Тот вместе с ним душой страдал,
П. С. Мочалов.
Был декабрь тысяча восемьсот сорок седьмого года. По Московскому тракту, ныряя в заледеневших ухабах, тащилась ямская рогожная кибитка, запряженная тройкой разномастных, косматых лошадей. Медленно, точно нехотя, мимо кибитки проплывали редкие деревья, покосившиеся вешки, метелки голенастого бурьяна и полосатые верстовые столбы. Шипела поземка. Кое-где дорогу пересекал свежий, еще не тронутый полозом сугроб. Направо, сквозь шевелящуюся мглу редкого снега, у самого горизонта, темнели крутые задонские холмы.
В кибитке было тесно от множества баульчиков, узлов, корзинок. Два больших дорожных сундука громоздились на запятках. Дорогие коричневой кожи, с огромными медными бляхами и, видно, очень тяжелые, они на ухабах сильно толкали в спину проезжего. При каждом новом толчке, откинув овчинную полость, проезжий высовывался из кибитки и бормотал:
– Черт бы вас побрал, окаянные! Скоро ли Воронеж-то? – кричал он ямщику.
Облепленный снегом, тот медленно поворачивался на облучке, хмуря забитые снегом густые брови, спрашивал:
– Ась? – и тыкал кнутом в сторону левой пристяжки. – Стало быть, скоро должен быть…

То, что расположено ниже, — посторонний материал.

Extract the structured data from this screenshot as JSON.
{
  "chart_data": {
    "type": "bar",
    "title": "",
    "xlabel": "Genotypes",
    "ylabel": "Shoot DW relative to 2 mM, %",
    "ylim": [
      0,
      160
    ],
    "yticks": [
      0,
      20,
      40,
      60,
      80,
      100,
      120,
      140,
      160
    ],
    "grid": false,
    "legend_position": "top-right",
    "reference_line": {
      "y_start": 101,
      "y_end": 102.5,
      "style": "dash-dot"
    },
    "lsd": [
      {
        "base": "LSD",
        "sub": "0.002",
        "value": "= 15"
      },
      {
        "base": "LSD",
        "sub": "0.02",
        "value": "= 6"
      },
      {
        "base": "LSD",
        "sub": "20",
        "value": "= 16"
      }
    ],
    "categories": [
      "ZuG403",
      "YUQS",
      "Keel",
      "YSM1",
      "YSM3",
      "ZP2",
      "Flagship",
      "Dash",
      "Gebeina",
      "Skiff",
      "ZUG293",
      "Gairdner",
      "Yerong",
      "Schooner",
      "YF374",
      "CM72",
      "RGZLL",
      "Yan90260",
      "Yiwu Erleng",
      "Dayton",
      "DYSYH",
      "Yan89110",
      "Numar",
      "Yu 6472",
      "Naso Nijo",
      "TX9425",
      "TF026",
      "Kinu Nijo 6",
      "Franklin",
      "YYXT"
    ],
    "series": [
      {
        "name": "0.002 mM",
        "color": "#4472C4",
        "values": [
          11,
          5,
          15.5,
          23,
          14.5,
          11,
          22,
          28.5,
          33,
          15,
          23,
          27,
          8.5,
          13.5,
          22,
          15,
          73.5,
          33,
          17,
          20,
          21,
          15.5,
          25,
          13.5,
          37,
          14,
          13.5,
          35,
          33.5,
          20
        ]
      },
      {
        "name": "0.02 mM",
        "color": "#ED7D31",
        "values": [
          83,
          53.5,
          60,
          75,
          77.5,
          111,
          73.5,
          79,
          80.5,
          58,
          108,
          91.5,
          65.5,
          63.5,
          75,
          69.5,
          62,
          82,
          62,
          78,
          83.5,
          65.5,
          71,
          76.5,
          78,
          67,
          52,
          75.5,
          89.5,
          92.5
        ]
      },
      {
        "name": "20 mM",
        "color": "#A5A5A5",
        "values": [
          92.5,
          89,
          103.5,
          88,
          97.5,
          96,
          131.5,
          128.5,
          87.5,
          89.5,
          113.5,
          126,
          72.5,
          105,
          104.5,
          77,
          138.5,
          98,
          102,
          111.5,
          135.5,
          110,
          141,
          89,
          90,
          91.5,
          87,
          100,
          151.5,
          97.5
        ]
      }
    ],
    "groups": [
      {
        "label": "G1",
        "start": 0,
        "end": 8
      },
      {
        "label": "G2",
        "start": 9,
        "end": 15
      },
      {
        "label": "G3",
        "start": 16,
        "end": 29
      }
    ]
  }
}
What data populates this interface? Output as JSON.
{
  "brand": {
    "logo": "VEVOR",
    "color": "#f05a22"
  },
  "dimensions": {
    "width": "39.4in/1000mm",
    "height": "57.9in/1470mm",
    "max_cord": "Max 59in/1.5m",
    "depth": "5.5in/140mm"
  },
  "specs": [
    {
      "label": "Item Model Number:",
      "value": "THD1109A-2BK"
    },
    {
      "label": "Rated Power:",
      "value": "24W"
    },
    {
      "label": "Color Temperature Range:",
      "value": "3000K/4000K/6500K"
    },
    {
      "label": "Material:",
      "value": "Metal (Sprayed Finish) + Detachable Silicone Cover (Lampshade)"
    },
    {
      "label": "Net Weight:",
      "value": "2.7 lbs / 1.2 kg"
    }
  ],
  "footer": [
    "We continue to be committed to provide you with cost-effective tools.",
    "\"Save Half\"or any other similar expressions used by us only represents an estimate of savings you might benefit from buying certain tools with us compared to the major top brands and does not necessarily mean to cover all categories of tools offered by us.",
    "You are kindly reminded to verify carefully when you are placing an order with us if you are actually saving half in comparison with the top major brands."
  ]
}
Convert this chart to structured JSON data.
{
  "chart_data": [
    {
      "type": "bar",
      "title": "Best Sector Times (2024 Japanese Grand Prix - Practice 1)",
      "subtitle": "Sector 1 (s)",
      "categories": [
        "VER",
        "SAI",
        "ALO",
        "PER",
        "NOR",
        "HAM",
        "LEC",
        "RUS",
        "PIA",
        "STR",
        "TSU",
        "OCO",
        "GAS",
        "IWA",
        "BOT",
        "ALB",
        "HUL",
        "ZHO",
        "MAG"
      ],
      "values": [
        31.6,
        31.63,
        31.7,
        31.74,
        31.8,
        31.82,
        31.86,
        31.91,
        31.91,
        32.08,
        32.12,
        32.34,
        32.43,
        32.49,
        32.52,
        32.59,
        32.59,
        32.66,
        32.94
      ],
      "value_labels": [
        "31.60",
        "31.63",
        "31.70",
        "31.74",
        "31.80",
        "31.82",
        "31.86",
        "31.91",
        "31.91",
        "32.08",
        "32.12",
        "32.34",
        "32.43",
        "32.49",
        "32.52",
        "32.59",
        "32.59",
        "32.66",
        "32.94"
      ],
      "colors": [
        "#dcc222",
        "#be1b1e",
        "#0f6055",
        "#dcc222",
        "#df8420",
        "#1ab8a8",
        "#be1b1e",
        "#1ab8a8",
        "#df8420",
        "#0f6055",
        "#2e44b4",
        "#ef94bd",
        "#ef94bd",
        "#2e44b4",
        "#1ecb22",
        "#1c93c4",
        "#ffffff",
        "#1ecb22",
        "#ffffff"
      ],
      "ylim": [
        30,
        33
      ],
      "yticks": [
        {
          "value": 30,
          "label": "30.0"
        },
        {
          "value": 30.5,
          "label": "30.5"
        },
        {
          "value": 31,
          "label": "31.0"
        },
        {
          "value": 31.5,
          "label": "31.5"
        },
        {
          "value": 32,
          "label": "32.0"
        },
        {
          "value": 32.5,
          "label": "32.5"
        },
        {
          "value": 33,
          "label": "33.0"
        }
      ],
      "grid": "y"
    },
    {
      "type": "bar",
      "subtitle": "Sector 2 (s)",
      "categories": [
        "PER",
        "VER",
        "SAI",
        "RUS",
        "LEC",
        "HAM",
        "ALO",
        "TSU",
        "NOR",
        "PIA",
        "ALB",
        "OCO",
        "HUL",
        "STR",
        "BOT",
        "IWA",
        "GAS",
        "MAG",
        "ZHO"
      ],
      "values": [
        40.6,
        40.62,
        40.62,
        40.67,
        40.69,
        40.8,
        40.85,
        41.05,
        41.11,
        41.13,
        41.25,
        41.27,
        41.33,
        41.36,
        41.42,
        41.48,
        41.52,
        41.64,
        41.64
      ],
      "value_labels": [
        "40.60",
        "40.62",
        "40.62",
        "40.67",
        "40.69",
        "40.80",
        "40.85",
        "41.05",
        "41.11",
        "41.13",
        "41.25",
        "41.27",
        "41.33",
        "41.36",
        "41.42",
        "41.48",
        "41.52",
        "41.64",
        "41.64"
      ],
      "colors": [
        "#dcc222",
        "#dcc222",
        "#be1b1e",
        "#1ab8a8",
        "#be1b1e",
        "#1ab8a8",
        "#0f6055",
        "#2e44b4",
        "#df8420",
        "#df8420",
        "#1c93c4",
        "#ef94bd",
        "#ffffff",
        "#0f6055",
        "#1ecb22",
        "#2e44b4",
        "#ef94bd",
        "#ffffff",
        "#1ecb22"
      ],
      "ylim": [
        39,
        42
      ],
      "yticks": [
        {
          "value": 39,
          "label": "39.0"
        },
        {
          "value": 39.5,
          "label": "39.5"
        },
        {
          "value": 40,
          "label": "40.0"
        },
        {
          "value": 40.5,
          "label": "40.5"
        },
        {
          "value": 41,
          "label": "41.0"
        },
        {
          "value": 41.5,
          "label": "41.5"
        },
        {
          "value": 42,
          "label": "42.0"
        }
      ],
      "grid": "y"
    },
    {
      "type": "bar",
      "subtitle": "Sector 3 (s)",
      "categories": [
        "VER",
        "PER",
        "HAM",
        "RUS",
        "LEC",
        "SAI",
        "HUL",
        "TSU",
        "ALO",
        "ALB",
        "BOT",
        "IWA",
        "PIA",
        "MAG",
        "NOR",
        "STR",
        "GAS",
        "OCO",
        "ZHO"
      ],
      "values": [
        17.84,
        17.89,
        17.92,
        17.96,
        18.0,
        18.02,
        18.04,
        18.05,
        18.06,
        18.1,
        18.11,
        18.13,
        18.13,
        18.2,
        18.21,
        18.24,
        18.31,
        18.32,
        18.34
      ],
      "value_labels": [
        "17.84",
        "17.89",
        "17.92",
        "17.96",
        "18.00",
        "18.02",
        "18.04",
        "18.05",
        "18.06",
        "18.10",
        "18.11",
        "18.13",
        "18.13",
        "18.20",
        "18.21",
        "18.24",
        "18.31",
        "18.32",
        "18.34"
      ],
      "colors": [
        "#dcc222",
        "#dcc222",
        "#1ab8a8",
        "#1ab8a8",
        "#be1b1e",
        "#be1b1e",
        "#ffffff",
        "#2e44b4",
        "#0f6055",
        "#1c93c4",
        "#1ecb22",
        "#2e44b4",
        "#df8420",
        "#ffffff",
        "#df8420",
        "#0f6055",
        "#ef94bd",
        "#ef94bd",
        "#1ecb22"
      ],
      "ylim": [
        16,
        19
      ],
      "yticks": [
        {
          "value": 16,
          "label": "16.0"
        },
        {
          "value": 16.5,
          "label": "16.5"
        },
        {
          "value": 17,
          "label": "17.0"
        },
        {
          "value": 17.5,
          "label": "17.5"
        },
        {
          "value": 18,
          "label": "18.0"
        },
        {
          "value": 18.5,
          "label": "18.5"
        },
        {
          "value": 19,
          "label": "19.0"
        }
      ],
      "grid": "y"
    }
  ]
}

Наконец в белесом тумане завиднелись островерхие, с двуглавыми орлами, кирпичные столбы заставы. Ямщик остановил лошадей. Из кособокой избенки вышел будочник и стал читать подорожное свидетельство проезжего.
– Ар-тист им-пе-ра-тор-ских те-ат-ров, – медленно, по складам разбирал он бумагу, – Па-вел Сте-па-нов Мо-ча-ло?в…
– Не Мочало?в, а Моча?лов, – усмехнувшись, поправил проезжий.
Будочник молча вернул подорожную и пошел поднимать шлагбаум.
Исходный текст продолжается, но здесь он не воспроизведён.